I'm working on a question that asks to consider the ring $R = \mathbb{Z}[x]$. I need to show that $(x)$ is a prime ideal, show that $(x,7)$ is a prime ideal and use these facts to conclude that $R$ is not a principal ideal domain.
I believe I've gotten to the point where I have shown that both $(x)$ and $(x,7)$ are prime ideals, but is using these facts to conclude that $\mathbb{Z}[x]$ is not a principal ideal domain somewhat trivial? From what I understand, in a principal ideal domain all ideals are principal, i.e., all of the form $(a)$ for some element $a \in \mathbb{Z}[x]$.
Since I have shown that $(x,7)$ is a prime ideal, does this in fact mean that $\mathbb{Z}[x]$ is not a PID? Or do I need to go further and prove that somehow the prime ideal $(x,7)$ is not equal to some other principal ideal $(a)$? If so, how could I go about showing that $(x,7)$ is in fact not principal?
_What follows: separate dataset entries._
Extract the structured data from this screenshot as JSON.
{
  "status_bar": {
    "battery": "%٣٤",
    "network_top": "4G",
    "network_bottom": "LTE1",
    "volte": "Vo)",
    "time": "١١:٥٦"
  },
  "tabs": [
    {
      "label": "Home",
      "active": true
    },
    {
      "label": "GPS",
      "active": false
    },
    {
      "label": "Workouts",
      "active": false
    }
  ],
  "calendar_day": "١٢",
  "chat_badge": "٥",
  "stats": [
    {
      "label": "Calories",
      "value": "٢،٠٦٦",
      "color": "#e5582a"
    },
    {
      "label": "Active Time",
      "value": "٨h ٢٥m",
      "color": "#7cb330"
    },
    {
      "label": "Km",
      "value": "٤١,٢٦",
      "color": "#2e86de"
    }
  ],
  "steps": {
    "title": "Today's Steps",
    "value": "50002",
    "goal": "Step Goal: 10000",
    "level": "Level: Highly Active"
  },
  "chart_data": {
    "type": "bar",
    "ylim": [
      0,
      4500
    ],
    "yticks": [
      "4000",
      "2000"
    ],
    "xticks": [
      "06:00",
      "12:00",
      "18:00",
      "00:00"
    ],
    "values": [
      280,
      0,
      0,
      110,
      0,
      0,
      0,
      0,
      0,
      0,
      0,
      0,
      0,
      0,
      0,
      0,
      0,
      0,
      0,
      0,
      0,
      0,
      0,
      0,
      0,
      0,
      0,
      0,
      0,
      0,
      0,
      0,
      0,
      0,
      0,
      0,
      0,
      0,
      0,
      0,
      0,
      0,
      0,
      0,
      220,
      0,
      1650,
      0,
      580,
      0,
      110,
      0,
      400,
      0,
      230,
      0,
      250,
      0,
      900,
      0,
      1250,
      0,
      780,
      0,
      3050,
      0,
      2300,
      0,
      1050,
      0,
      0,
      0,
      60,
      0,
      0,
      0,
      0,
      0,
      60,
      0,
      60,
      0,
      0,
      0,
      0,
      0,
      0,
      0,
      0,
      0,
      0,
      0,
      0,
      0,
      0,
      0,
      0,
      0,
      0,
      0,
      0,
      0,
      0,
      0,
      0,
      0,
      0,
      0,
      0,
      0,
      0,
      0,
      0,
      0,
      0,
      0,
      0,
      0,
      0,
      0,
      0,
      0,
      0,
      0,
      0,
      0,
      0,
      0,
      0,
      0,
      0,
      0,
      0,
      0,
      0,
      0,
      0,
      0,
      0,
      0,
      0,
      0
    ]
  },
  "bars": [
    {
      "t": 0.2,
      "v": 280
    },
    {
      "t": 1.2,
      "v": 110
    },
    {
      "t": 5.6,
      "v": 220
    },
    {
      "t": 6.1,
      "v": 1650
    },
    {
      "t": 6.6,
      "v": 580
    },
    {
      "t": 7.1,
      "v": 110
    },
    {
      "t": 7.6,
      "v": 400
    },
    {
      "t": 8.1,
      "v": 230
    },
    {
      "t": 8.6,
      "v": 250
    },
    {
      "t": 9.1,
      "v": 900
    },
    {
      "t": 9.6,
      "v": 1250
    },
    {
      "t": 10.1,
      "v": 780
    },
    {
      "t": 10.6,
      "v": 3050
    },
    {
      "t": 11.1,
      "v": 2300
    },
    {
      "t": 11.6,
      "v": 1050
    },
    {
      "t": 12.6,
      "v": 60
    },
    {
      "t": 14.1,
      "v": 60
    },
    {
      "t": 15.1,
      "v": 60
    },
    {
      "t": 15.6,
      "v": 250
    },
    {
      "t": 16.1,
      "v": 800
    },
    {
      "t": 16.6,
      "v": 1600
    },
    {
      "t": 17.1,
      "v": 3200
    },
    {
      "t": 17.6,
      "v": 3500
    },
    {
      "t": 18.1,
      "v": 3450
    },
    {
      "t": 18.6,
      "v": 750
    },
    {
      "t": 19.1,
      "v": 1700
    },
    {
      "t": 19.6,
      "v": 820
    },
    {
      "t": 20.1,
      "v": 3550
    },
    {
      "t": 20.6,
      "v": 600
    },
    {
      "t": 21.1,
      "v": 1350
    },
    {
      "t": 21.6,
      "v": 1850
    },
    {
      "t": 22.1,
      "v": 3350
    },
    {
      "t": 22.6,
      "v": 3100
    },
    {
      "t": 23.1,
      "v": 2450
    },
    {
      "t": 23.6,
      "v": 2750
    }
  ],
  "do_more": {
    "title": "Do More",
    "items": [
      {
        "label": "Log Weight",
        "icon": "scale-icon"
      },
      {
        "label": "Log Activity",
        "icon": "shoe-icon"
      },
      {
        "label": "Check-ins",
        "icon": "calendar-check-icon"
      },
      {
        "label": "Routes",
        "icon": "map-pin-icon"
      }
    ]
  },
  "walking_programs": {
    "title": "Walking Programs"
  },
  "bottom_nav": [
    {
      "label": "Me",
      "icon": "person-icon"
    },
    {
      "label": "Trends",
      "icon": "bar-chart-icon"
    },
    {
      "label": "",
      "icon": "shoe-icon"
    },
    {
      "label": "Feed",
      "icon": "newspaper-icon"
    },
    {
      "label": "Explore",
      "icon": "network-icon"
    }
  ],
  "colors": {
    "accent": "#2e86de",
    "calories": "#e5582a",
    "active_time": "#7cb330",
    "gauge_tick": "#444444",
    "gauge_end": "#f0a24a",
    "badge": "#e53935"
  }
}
You know that $(x)$ and $(x,7)$ are prime ideals. Since $7\notin(x)$ we have $(x)\subsetneq(x,7)$. Now suppose that $R$ is a PID. There is $p\in R$, a prime element, such that $(x,7)=(p)$. From $(x)\subsetneq(p)$ we get $p\mid x$ and since $x$ is prime, hence irreducible, $p$ is associated to $x$, so $(x)=(p)$, a contradiction.